August 31, 2011, 9:48 am

Shortly after a plane crashed into the Pentagon on September 11, 2001, the nonprofit Tragedy Assistance Program for Survivors issued a plea to volunteers, urging them to help the families of service members killed in the attack.

Dozens of volunteers responded to the call, traveling to Washington at their own expense to help families through a difficult time.

Since then, demand for the organization’s counseling and support services for military families has been growing rapidly, with two wars and an increasing suicide rate among service members.

TAPS, as the nonprofit is known, has 42 employees who work to connect military families with people who have also faced the death of beloved service members. Last year, the volunteers who work with TAPS contributed 48,000 hours to helping people who are grieving.

The charity operates a telephone hotline families can call at any time of day or night and helps with paperwork. It also holds camps for children who have lost parents to war and seminars for grieving adults.

“We can bring families together to offer comfort, support, healing, and resources, as only those who have walked this journey can do,” says Bonnie Carroll, founder and president of the organization, which she started in 1994.

Ms. Carroll, herself, is a survivor. Her husband, Brig. Gen. Tom Carroll, was killed in a plane crash in 1992.

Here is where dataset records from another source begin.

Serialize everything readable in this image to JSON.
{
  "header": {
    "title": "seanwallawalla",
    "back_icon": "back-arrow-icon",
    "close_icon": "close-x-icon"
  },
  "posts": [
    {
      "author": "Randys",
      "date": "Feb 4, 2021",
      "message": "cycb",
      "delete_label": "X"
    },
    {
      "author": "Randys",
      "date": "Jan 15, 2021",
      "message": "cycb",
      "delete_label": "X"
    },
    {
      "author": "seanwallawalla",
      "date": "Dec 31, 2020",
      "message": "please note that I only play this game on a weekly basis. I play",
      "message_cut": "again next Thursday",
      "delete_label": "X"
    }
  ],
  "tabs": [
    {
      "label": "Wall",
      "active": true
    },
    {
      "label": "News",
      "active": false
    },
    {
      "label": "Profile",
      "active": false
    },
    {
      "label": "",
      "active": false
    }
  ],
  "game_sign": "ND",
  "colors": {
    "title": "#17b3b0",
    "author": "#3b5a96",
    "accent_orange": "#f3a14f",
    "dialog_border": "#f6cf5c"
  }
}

The organization, which receives no federal aid but works closely with the Defense Department and Department of Veterans Affairs, received a $6.6-million grant for operating support and children’s camps from the California Community Foundation’s Iraq Afghanistan Deployment Impact Fund.

“Over the next five to ten years we see the program growing, become stronger, providing enhanced services, and really filling a void that is appropriately met by peer professionals,” Ms. Carroll said.